On Mon, May 26, 2014 at 8:01 PM, Anne van Kesteren <annevk@annevk.nl> wrote:
> On Mon, May 26, 2014 at 5:13 PM, Mike West <mkwst@google.com> wrote:
> > 1. The current candidate recommendation (http://w3c.org/TR/CSP) makes
> it
> > possible to read the origin of a cross-origin redirect's target (e.g.
> > `google.com` to `accounts.google.com`) by examining violation
> reports.
>
> Still following along from the sidelines, are we violating
> http://fetch.spec.whatwg.org/#atomic-http-redirect-handling here?
Indirectly, yes. Here's one example of how:
Assume a `example.com` redirects you to a login page if you hit a protected
resource without a cookie. That is `https://example.com/resource` returns a
302 to `https://accounts.example.com/`. You can detect this in a few ways,
depending on what kind of resource `https://example.com/resource` is.
Assume it's an image.
In that case, an attacker can send `img-src example.com`, and put an image
tag on her website.

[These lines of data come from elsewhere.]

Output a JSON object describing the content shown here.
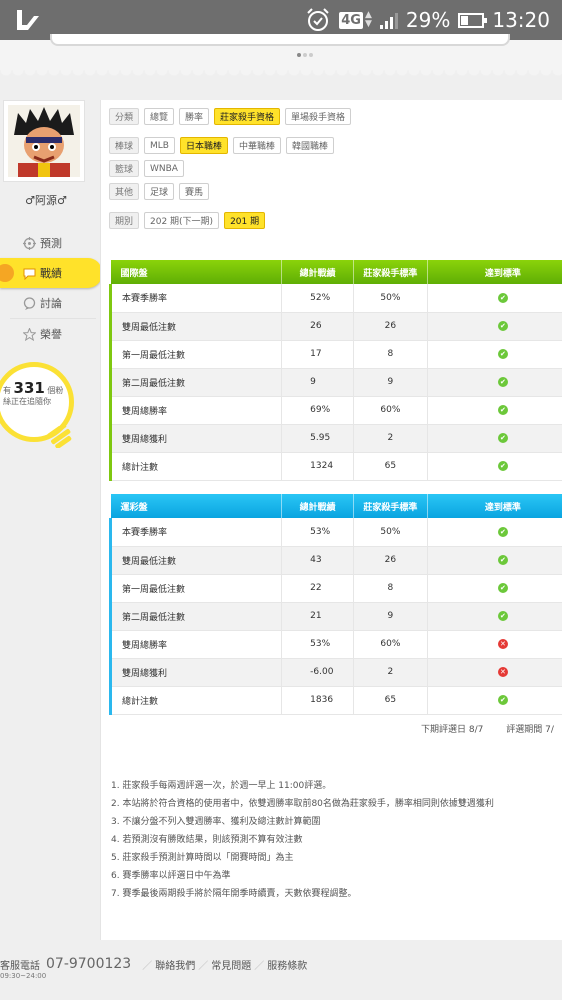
{
  "status_bar": {
    "network": "4G",
    "battery": "29%",
    "time": "13:20",
    "icons": [
      "app-logo-icon",
      "alarm-icon",
      "signal-icon",
      "battery-icon"
    ]
  },
  "profile": {
    "username": "♂阿源♂"
  },
  "nav": {
    "items": [
      {
        "label": "預測",
        "icon": "target-icon"
      },
      {
        "label": "戰績",
        "icon": "chat-bubble-icon"
      },
      {
        "label": "討論",
        "icon": "discuss-icon"
      },
      {
        "label": "榮譽",
        "icon": "star-icon"
      }
    ]
  },
  "followers": {
    "prefix": "有",
    "count": "331",
    "unit": "個粉",
    "suffix": "絲正在追隨你"
  },
  "filters": {
    "category": {
      "label": "分類",
      "options": [
        "總覽",
        "勝率",
        "莊家殺手資格",
        "單場殺手資格"
      ],
      "selected": "莊家殺手資格"
    },
    "baseball": {
      "label": "棒球",
      "options": [
        "MLB",
        "日本職棒",
        "中華職棒",
        "韓國職棒"
      ],
      "selected": "日本職棒"
    },
    "basketball": {
      "label": "籃球",
      "options": [
        "WNBA"
      ]
    },
    "other": {
      "label": "其他",
      "options": [
        "足球",
        "賽馬"
      ]
    },
    "period": {
      "label": "期別",
      "options": [
        "202 期(下一期)",
        "201 期"
      ],
      "selected": "201 期"
    }
  },
  "tables": [
    {
      "title": "國際盤",
      "headers": [
        "總計戰績",
        "莊家殺手標準",
        "達到標準"
      ],
      "rows": [
        {
          "label": "本賽季勝率",
          "value": "52%",
          "standard": "50%",
          "met": true
        },
        {
          "label": "雙周最低注數",
          "value": "26",
          "standard": "26",
          "met": true
        },
        {
          "label": "第一周最低注數",
          "value": "17",
          "standard": "8",
          "met": true
        },
        {
          "label": "第二周最低注數",
          "value": "9",
          "standard": "9",
          "met": true
        },
        {
          "label": "雙周總勝率",
          "value": "69%",
          "standard": "60%",
          "met": true
        },
        {
          "label": "雙周總獲利",
          "value": "5.95",
          "standard": "2",
          "met": true
        },
        {
          "label": "總計注數",
          "value": "1324",
          "standard": "65",
          "met": true
        }
      ]
    },
    {
      "title": "運彩盤",
      "headers": [
        "總計戰績",
        "莊家殺手標準",
        "達到標準"
      ],
      "rows": [
        {
          "label": "本賽季勝率",
          "value": "53%",
          "standard": "50%",
          "met": true
        },
        {
          "label": "雙周最低注數",
          "value": "43",
          "standard": "26",
          "met": true
        },
        {
          "label": "第一周最低注數",
          "value": "22",
          "standard": "8",
          "met": true
        },
        {
          "label": "第二周最低注數",
          "value": "21",
          "standard": "9",
          "met": true
        },
        {
          "label": "雙周總勝率",
          "value": "53%",
          "standard": "60%",
          "met": false
        },
        {
          "label": "雙周總獲利",
          "value": "-6.00",
          "standard": "2",
          "met": false
        },
        {
          "label": "總計注數",
          "value": "1836",
          "standard": "65",
          "met": true
        }
      ]
    }
  ],
  "dates": {
    "next_review": "下期評選日 8/7",
    "review_period": "評選期間 7/"
  },
  "notes": [
    "1. 莊家殺手每兩週評選一次，於週一早上 11:00評選。",
    "2. 本站將於符合資格的使用者中，依雙週勝率取前80名做為莊家殺手，勝率相同則依據雙週獲利",
    "3. 不讓分盤不列入雙週勝率、獲利及總注數計算範圍",
    "4. 若預測沒有勝敗結果，則該預測不算有效注數",
    "5. 莊家殺手預測計算時間以「開賽時間」為主",
    "6. 賽季勝率以評選日中午為準",
    "7. 賽季最後兩期殺手將於隔年開季時續賣，天數依賽程調整。"
  ],
  "footer": {
    "service_label": "客服電話",
    "phone": "07-9700123",
    "hours": "09:30~24:00",
    "links": [
      "聯絡我們",
      "常見問題",
      "服務條款"
    ]
  }
}
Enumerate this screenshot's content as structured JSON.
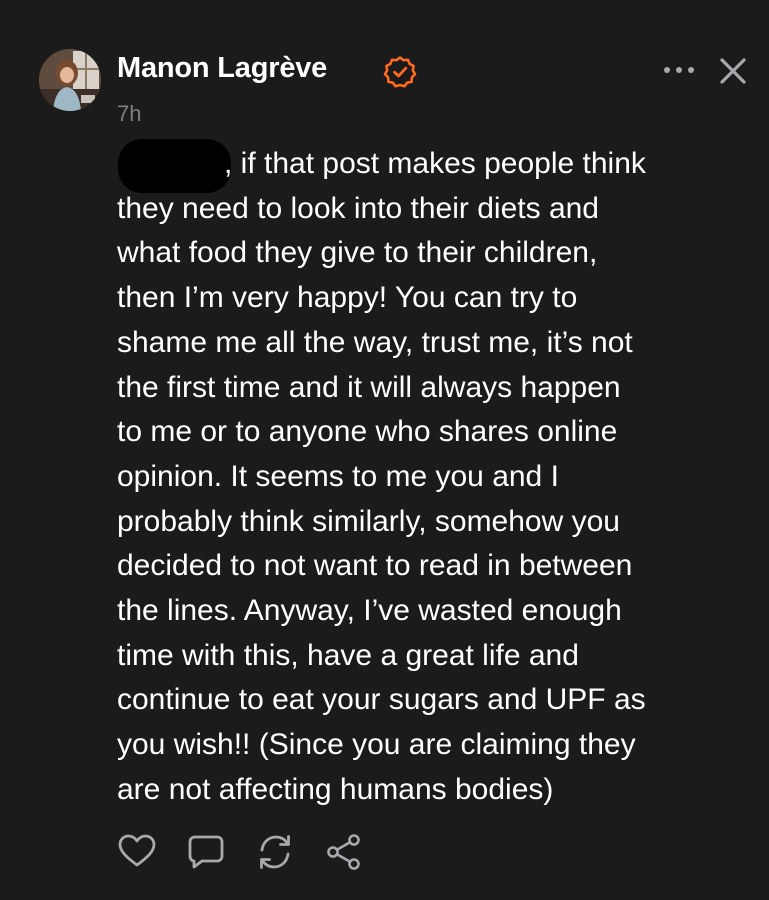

If the image loads, it will resize accordingly (or she
can read `nativeWidth`, etc). If the image doesn't load because it
redirected to the login page, she'll get a violation report, and thereby
know that the user isn't logged in to example.com. She'll also be able to
read `nativeWidth`, look at the image size, etc, but it will be more
difficult to distinguish a legitimate network error from a CSP-based block.